13

596 42 4
                                    


Kami saling pandang, semilir hangat berhembus lembut dari kolam pemancingan menerpa wajah. Sesekali ujung rambut pria berwajah bersih itu jatuh ke dahi, bergerak tersepoi angin.

"Bapak sedang menghinaku?" Tidak ada jawaban, hanya tatapan yang lekat. "Kita memang pernah berada di situasi yang salah. Meski aku pernah melayani Bapak, tapi bukan berarti bisa diperlakukan seperti ini. Sudah sore, sebaiknya kita pulang sekarang," ucapku sebelum berbalik meninggalkannya.

Langkahku terhenti saat dia meraih tangan dan memegang pergelangan tangan kananku. "Dengarkan aku dulu, Yuna." Lirih dia memanggil.

"Antarkan aku pulang," sanggahku menepisnya.

"Aku belum selesai bicara."

"Tidak ada lagi yang harus dibicarakan, Pak. Sebaiknya kita tidak lagi bertemu seperti ini. Bagaimanapun, Bapak adalah seorang guru."

Pria itu diam, tak lagi menyahuti kata-kataku kemudian berjalan mendahului untuk segera pergi meninggalkan tempat itu. Keheningan berlanjut selama perjalanan menuju ke rumah, tak sekali pun dia bersuara sampai akhirnya mobil berhenti di depan gerbang.

"Terima kasih," ucapku dengan sedikit mengangguk dan membuka pintu.

"Pikirkan baik-baik permintaanku, Yuna. Aku tidak main-main," lirihnya. Aku menoleh menatapnya, tapi kemudian segera turun tanpa bicara apa-apa lagi.

Dasar sinting! Bisa-bisanya dia melamar anak didiknya sendiri. Mau dihujat banyak orang? Orang aneh!

Begitu memasuki halaman setelah mobik Pak Bram pergi, suasana tampak sepi. Tidak ada mobil hitam ayahku atau Fani. Hanya mobil Frans yang sepertinya masih belum dimatikan mesin. Benar saja! Pintu terbuka dan dia muncul dari dalamnya.

Aku mempercepat langkah, tak ingin berada dalam situasi mencekam seperti malam itu.

"Tunggu!" panggilnya. Aku tak berhenti, justru mulai berlari. "Yuna ...!" teriaknya.

Tiba-tiba lariku terhenti saat melihat apa yang kini terjejer di ruang tengah. Beberapa koper dan kardus perkakas. Apa ini? Frans telah sampai di dekatku dan dengan cepat mencekal lengan ini tanpa perlawanan.

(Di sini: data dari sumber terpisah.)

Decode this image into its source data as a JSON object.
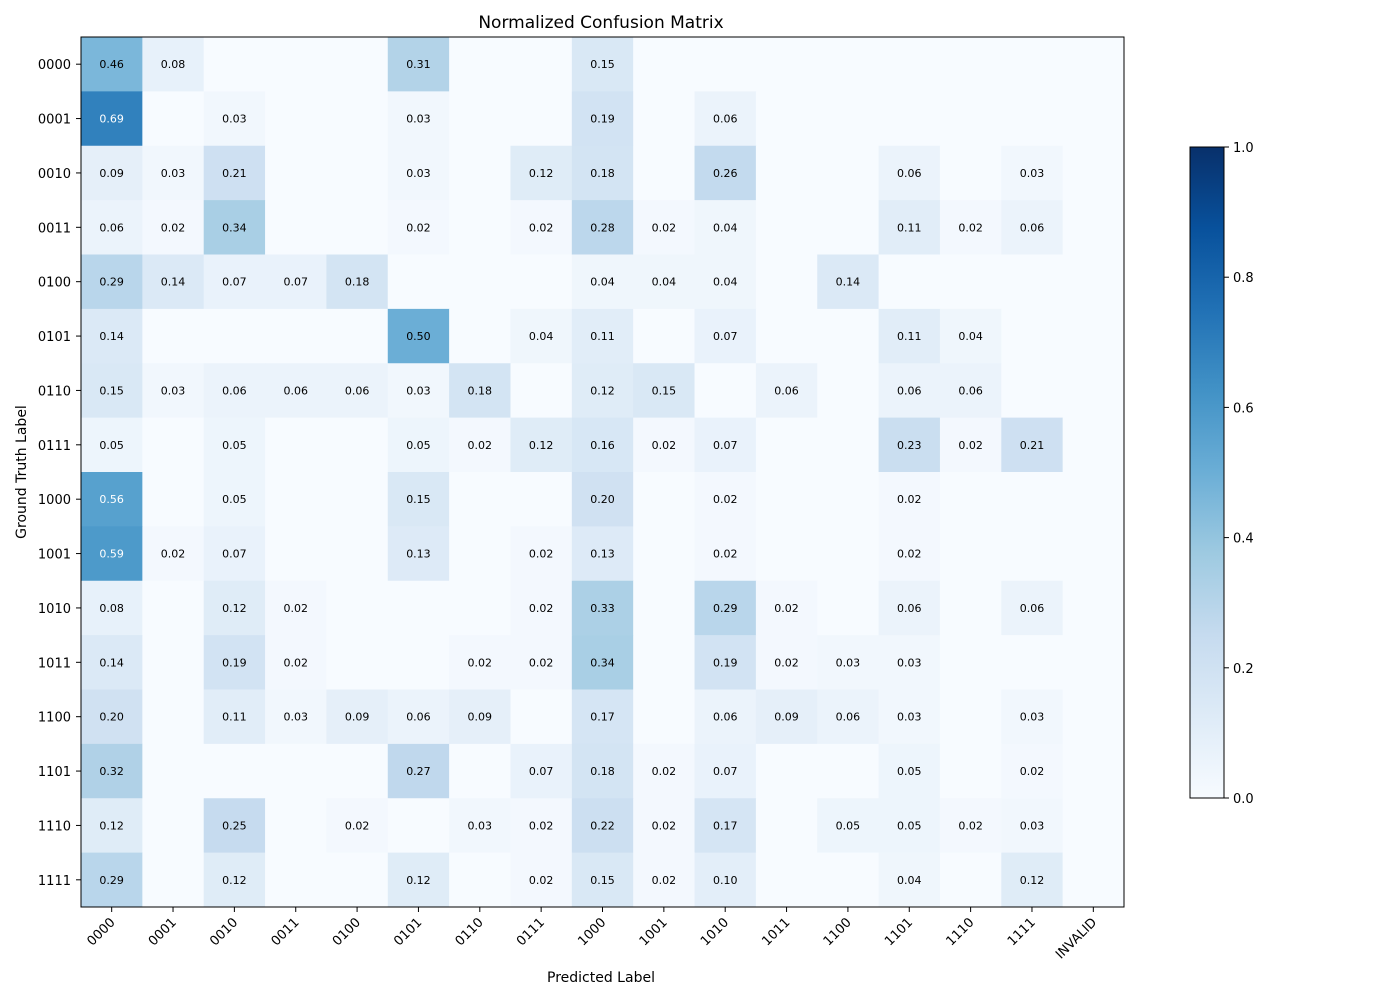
{
  "chart_data": {
    "type": "heatmap",
    "title": "Normalized Confusion Matrix",
    "xlabel": "Predicted Label",
    "ylabel": "Ground Truth Label",
    "x_categories": [
      "0000",
      "0001",
      "0010",
      "0011",
      "0100",
      "0101",
      "0110",
      "0111",
      "1000",
      "1001",
      "1010",
      "1011",
      "1100",
      "1101",
      "1110",
      "1111",
      "INVALID"
    ],
    "y_categories": [
      "0000",
      "0001",
      "0010",
      "0011",
      "0100",
      "0101",
      "0110",
      "0111",
      "1000",
      "1001",
      "1010",
      "1011",
      "1100",
      "1101",
      "1110",
      "1111"
    ],
    "colormap": "Blues",
    "color_range": [
      0.0,
      1.0
    ],
    "colorbar_ticks": [
      "0.0",
      "0.2",
      "0.4",
      "0.6",
      "0.8",
      "1.0"
    ],
    "colorbar_tick_values": [
      0.0,
      0.2,
      0.4,
      0.6,
      0.8,
      1.0
    ],
    "values": [
      [
        0.46,
        0.08,
        0,
        0,
        0,
        0.31,
        0,
        0,
        0.15,
        0,
        0,
        0,
        0,
        0,
        0,
        0,
        0
      ],
      [
        0.69,
        0,
        0.03,
        0,
        0,
        0.03,
        0,
        0,
        0.19,
        0,
        0.06,
        0,
        0,
        0,
        0,
        0,
        0
      ],
      [
        0.09,
        0.03,
        0.21,
        0,
        0,
        0.03,
        0,
        0.12,
        0.18,
        0,
        0.26,
        0,
        0,
        0.06,
        0,
        0.03,
        0
      ],
      [
        0.06,
        0.02,
        0.34,
        0,
        0,
        0.02,
        0,
        0.02,
        0.28,
        0.02,
        0.04,
        0,
        0,
        0.11,
        0.02,
        0.06,
        0
      ],
      [
        0.29,
        0.14,
        0.07,
        0.07,
        0.18,
        0,
        0,
        0,
        0.04,
        0.04,
        0.04,
        0,
        0.14,
        0,
        0,
        0,
        0
      ],
      [
        0.14,
        0,
        0,
        0,
        0,
        0.5,
        0,
        0.04,
        0.11,
        0,
        0.07,
        0,
        0,
        0.11,
        0.04,
        0,
        0
      ],
      [
        0.15,
        0.03,
        0.06,
        0.06,
        0.06,
        0.03,
        0.18,
        0,
        0.12,
        0.15,
        0,
        0.06,
        0,
        0.06,
        0.06,
        0,
        0
      ],
      [
        0.05,
        0,
        0.05,
        0,
        0,
        0.05,
        0.02,
        0.12,
        0.16,
        0.02,
        0.07,
        0,
        0,
        0.23,
        0.02,
        0.21,
        0
      ],
      [
        0.56,
        0,
        0.05,
        0,
        0,
        0.15,
        0,
        0,
        0.2,
        0,
        0.02,
        0,
        0,
        0.02,
        0,
        0,
        0
      ],
      [
        0.59,
        0.02,
        0.07,
        0,
        0,
        0.13,
        0,
        0.02,
        0.13,
        0,
        0.02,
        0,
        0,
        0.02,
        0,
        0,
        0
      ],
      [
        0.08,
        0,
        0.12,
        0.02,
        0,
        0,
        0,
        0.02,
        0.33,
        0,
        0.29,
        0.02,
        0,
        0.06,
        0,
        0.06,
        0
      ],
      [
        0.14,
        0,
        0.19,
        0.02,
        0,
        0,
        0.02,
        0.02,
        0.34,
        0,
        0.19,
        0.02,
        0.03,
        0.03,
        0,
        0,
        0
      ],
      [
        0.2,
        0,
        0.11,
        0.03,
        0.09,
        0.06,
        0.09,
        0,
        0.17,
        0,
        0.06,
        0.09,
        0.06,
        0.03,
        0,
        0.03,
        0
      ],
      [
        0.32,
        0,
        0,
        0,
        0,
        0.27,
        0,
        0.07,
        0.18,
        0.02,
        0.07,
        0,
        0,
        0.05,
        0,
        0.02,
        0
      ],
      [
        0.12,
        0,
        0.25,
        0,
        0.02,
        0,
        0.03,
        0.02,
        0.22,
        0.02,
        0.17,
        0,
        0.05,
        0.05,
        0.02,
        0.03,
        0
      ],
      [
        0.29,
        0,
        0.12,
        0,
        0,
        0.12,
        0,
        0.02,
        0.15,
        0.02,
        0.1,
        0,
        0,
        0.04,
        0,
        0.12,
        0
      ]
    ]
  }
}
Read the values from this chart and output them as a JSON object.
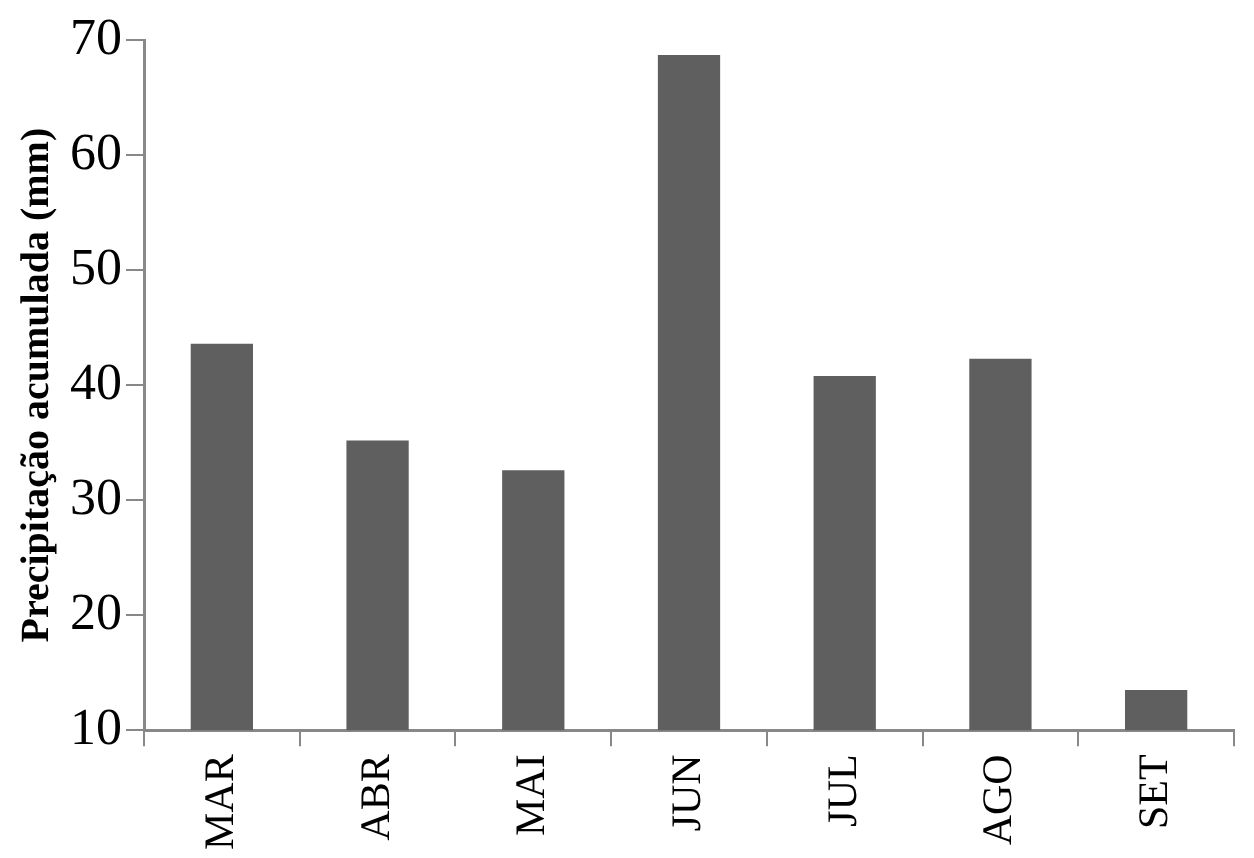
{
  "chart_data": {
    "type": "bar",
    "ylabel": "Precipitação acumulada (mm)",
    "categories": [
      "MAR",
      "ABR",
      "MAI",
      "JUN",
      "JUL",
      "AGO",
      "SET"
    ],
    "values": [
      43.6,
      35.2,
      32.6,
      68.7,
      40.8,
      42.3,
      13.5
    ],
    "color": "#5f5f5f",
    "ylim": [
      10,
      70
    ],
    "yticks": [
      10,
      20,
      30,
      40,
      50,
      60,
      70
    ],
    "grid": false,
    "legend": false
  }
}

Satu hentakan saja kini membuat kami berhadapan.

"Apa maksudnya ini?" tanyaku.

"Kau lihat sendiri. Aku yang akan pergi dari rumah ini." Dia menjawab dengan datar.

"Kenapa?" tanyaku tanpa sadar. "Apa karena kehadiranku?"

"Bagus kalau kau mengerti," sahutnya. Aku hanya diam menatapnya. Ada rasa bersalah, tapi juga benci saat mengingat perlakuan kasarnya waktu itu.

"Seharusnya kalian tidak membawaku lagi ke mari. Orang sepertiku memang tidak pantas berada di tempat seperti ini. Aku akan bicara dengan Tante."

"Bicara apa?"

"Agar Om tak perlu pergi meninggalkan rumah ini," sahutku.

"Dan harus terus tinggal bersamamu setiap hari?" gumamnya. Aku menahan napas saat membalas sorot matanya yang memicing. Tampak rahangnya yang kokoh mengatup rapat. "Kenapa kau harus hadir dalam kehidupanku, anak haram?" geramnya.

"Aku bukan anak haram," sanggahku sembari meringis karena cengkeramannya di lengan. "Sakit ...." Lirih aku merintih berusaha mengelak tapi dia tetap tidak mau melepaskan.

Lalu ....
Mata ini membeliak saat tiba-tiba mendapatkan sentuhan dibibirku, kasar. Ketika mencoba mendorongnya, dia justru merengkuh dan menarik belakang kerudung hingga kepalaku tetap tertahan tegak. Aku terbungkam untuk beberapa detik.

"Apa yang Om lakukan?!" pekikku saat bisa mendorongnya dengan kuat. Reflek tangan kananku terangkat namun dia lebih dulu menangkapnya. "Lepas!" erangku.